Lufthansa is a name you’ll find on the news often. After all, it’s the largest airline in Europe, with names like Eurowings and Swiss International Airlines under its belt. So when the airline announced that it would be looking to service more flights to the Asia-Pacific region, you could say that it’s a big deal.
Aside from the considerable size of its fleet and the number of its subsidiaries, Lufthansa is also known for its selection of aircraft, being one of the biggest operators of Boeing’s 747-8 and Airbus’ A380. If that still isn’t a good enough indication of what the group can bring to the table, it also was instrumental in a lot of aviation milestones, such as being the launch customer of the Boeing 373 as well as a founding member of the Star Alliance.

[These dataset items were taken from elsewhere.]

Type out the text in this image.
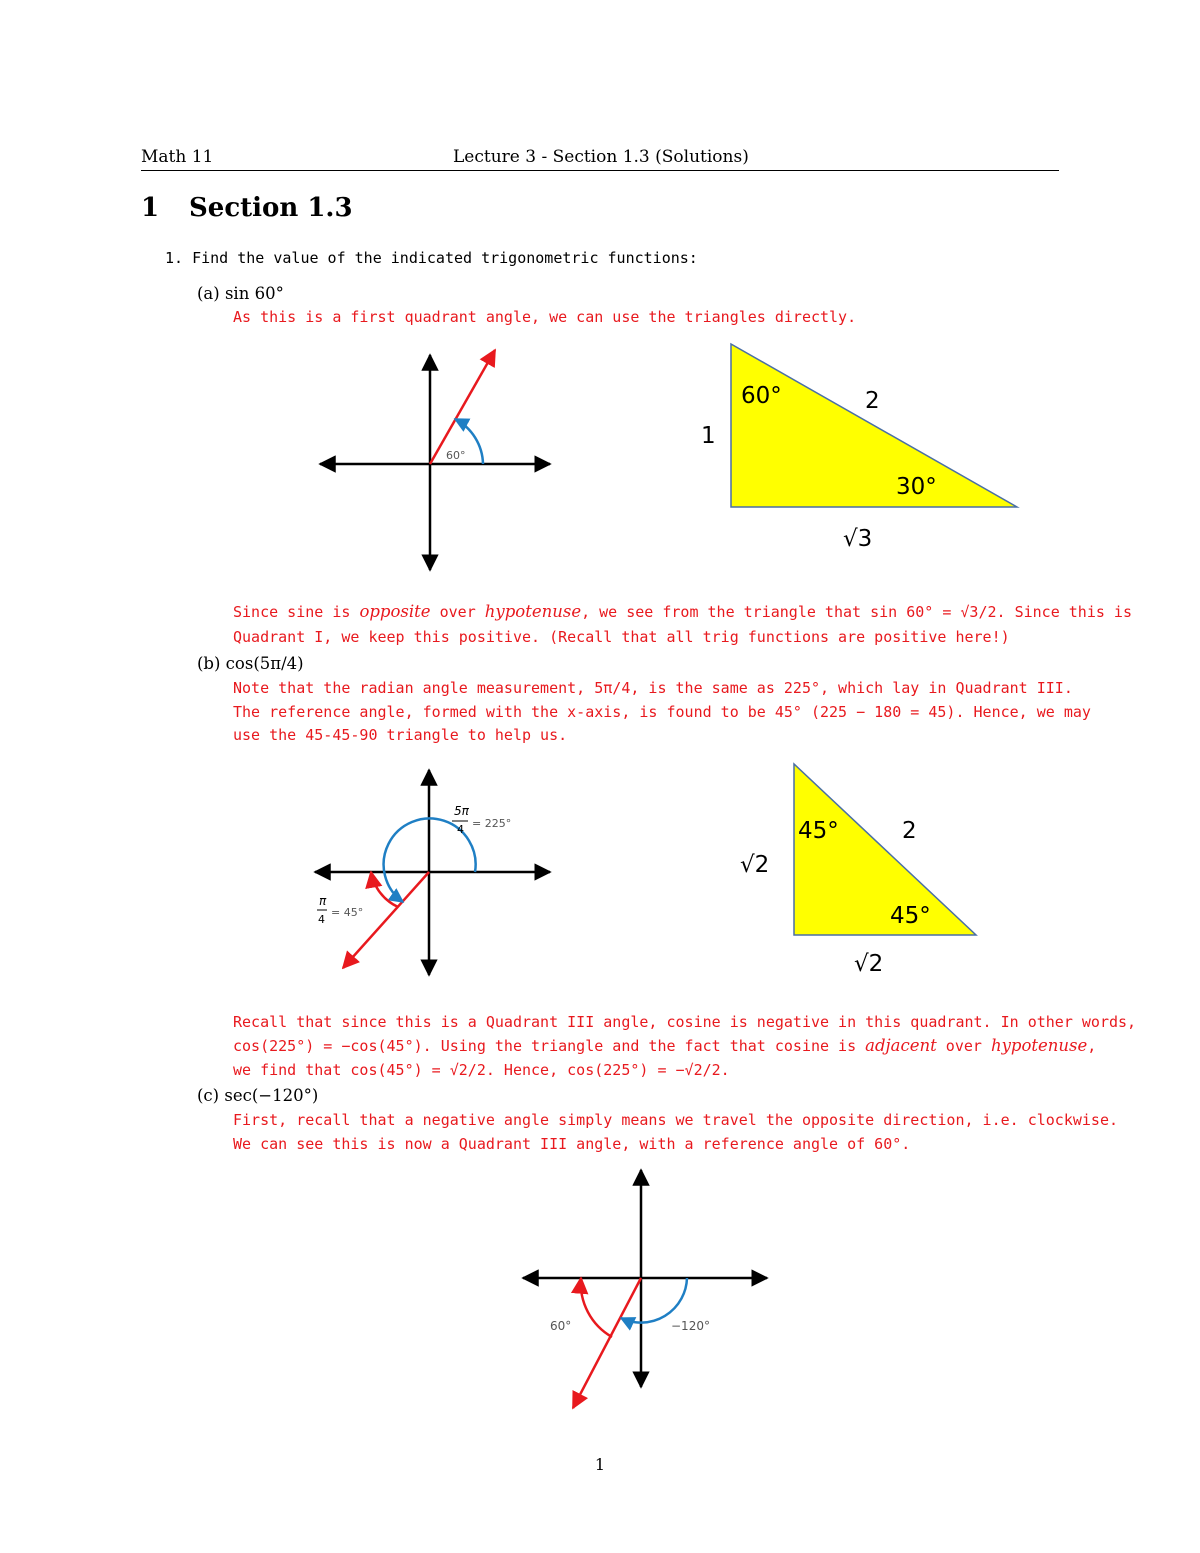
Math 11	Lecture 3 - Section 1.3 (Solutions)
1 Section 1.3
1. Find the value of the indicated trigonometric functions:
(a) sin 60°
As this is a first quadrant angle, we can use the triangles directly.
60°
60°
30°
2
1
√3
Since sine is opposite over hypotenuse, we see from the triangle that sin 60° = √3/2. Since this is
Quadrant I, we keep this positive. (Recall that all trig functions are positive here!)
(b) cos(5π/4)
Note that the radian angle measurement, 5π/4, is the same as 225°, which lay in Quadrant III.
The reference angle, formed with the x-axis, is found to be 45° (225 − 180 = 45). Hence, we may
use the 45-45-90 triangle to help us.
5π
4 = 225°
π
4
= 45°
45°
45°
2
√2
√2
Recall that since this is a Quadrant III angle, cosine is negative in this quadrant. In other words,
cos(225°) = −cos(45°). Using the triangle and the fact that cosine is adjacent over hypotenuse,
we find that cos(45°) = √2/2. Hence, cos(225°) = −√2/2.
(c) sec(−120°)
First, recall that a negative angle simply means we travel the opposite direction, i.e. clockwise.
We can see this is now a Quadrant III angle, with a reference angle of 60°.
60°	−120°
1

That said, let’s look into what this new initiative might mean for the airline’s future, and why it’s so important:
More easy routes from Asia to Europe
Getting to Europe from Asia, depending on where you’re from, can be quite hassling. More often than not, you need to look for a connecting flight from your country of origin, and in some cases, you might need to do more than one. Fortunately, if Lufthansa pushes through with adding more capacity to the APAC region, that may no longer be a problem—you’ll need to fly to the area nearest to you where a Lufthansa flight operates, and it’s a quick ticket to your chosen European destination.
Aside from eliminating the burden of planning and syncing many flight schedules, this initiative might also be able to shave off the extra costs that come with it. Lufthansa, for instance, recently added a 5-flights-per-week service for its Singapore-Munich routes, which can prove beneficial for surrounding regions looking to head down to Germany for a visit—particularly if they book a promo flight to Singapore.
More luxurious ways to fly
Along with more access to both European and Asian flights, one can also enjoy the top-tier services Lufthansa has to offer. From the roominess afforded by each aircraft to its array of well-kept amenities, this move could make quality flights easier to grasp. Lufthansa, after all, is reportedly one of the biggest buyers of caviar and is home to one of the fastest in-flight broadband connections ever.
Also, as a part of the Star Alliance, you also get great discounts and perks when you become a member of their loyalty program, which is also covered by other member airlines. So if you fly with either Thai Airways, Scandinavian Airlines, or Air Canada, you’re free to use your accumulated points for added amenities, or even free business class flights.